As he rises above me, I look him deep in his eyes. I ask him quietly, “Do you love your Daddy?”
“Yes, Daddy.” As he takes me inside, his deep voice rumbles out me. “Thank you, Daddy. I love you, Daddy.”
As Markus rides me, he works his cock because he knows what is coming. He can barely breathe, barely speak as I ask each rapid fire question. The answer to each question takes Markus into an ecstasy. One that exists only in the expanding place he was reaching to the first time he called me Daddy.
“Who is your Daddy boy?”
“You are my Daddy, thank you, Daddy.”
“Is this what you want, boy.”
“Yes….yes, Daddy. this…is…exactly what I want…you are what I need, Daddy.”
“Are you my boy?”
“I am your boy, Daddy. I love you.”
“I love you too, boy.”
“Cum for me...now.”
In that instant, Markus’s cock erupts and a long pearly string flies across my chest. Looking up into his sculpted sweating torso, Markus is looking at me intently, searching my face for the signs of my pleasure. Our eyes are locked, bound together in this ritual of transformation.

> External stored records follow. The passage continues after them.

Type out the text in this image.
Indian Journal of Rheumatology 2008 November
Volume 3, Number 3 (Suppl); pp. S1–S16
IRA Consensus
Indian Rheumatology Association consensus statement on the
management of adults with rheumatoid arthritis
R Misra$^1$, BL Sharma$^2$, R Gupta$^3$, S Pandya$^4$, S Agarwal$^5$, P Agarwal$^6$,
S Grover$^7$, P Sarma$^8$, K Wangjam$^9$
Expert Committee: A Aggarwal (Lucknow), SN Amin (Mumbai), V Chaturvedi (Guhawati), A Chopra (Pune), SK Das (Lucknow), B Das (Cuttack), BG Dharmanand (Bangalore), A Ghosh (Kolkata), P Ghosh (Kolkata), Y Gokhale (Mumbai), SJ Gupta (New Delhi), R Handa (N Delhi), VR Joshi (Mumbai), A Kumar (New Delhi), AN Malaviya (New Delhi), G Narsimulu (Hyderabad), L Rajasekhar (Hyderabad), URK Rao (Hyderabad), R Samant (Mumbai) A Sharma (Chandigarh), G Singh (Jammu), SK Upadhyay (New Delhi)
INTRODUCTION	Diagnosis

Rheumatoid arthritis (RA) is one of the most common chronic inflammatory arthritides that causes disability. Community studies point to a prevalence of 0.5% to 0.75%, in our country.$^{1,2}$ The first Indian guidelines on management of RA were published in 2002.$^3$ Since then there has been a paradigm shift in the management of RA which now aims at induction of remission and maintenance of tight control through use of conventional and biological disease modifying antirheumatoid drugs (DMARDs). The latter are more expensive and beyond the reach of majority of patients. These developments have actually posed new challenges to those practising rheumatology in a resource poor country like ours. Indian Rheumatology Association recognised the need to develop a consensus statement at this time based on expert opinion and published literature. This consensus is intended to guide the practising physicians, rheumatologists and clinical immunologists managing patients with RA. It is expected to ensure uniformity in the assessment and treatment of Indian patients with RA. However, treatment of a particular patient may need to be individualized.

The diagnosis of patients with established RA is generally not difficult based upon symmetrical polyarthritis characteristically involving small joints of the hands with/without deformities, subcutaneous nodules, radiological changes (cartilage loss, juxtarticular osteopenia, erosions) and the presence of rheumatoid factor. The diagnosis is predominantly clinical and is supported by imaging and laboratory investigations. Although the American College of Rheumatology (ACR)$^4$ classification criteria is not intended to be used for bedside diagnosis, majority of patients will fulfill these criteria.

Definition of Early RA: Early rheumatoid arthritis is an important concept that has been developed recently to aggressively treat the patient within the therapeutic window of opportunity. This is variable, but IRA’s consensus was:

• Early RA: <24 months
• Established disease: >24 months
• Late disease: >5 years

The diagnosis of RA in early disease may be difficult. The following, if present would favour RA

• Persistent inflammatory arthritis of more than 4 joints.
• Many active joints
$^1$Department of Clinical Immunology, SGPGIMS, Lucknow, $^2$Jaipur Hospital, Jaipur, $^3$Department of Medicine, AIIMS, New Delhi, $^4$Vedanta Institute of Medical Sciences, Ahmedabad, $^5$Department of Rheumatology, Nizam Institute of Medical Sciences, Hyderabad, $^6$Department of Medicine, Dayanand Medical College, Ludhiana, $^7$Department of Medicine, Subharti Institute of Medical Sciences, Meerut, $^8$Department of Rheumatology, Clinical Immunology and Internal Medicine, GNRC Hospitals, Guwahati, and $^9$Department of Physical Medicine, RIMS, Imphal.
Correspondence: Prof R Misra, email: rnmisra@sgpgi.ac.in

Here we are the very heart. Daddy has opened his boy up so slowly, lovingly and confidently that all his boy feels is the deepest, most intimate pleasure. Daddy is there inside him, looking him in his eye. Telling his boy that he is beautiful. Telling his boy that he loves him. Combined with his orgasm, this is the peak moment that changes everything.
I’ve stopped just pretending to be Daddy. Now, I see Daddy as a higher call. Over the years since I first met Markus, I have had many boys. From age 20 to 70, boyhood has no expiration date. I’ve returned again and again to face this role with respect and love. To show up with clear boundaries, empowered communication and a healthy dose of ethics. To elevate the healing power of this role by becoming the highest expression of Daddy that I can be. One who delivers the erotic rite of passage that is lost. It is not just about coming into sexual adulthood. It is also about the joy of surrender and a deeper vulnerability that can only happen when one man completely surrenders to another in love and in trust.
“Are you my boy?”
“Yes, I am your boy, Daddy.Thank you for being my Daddy.”
“Thank you, boy, for making me a better man.”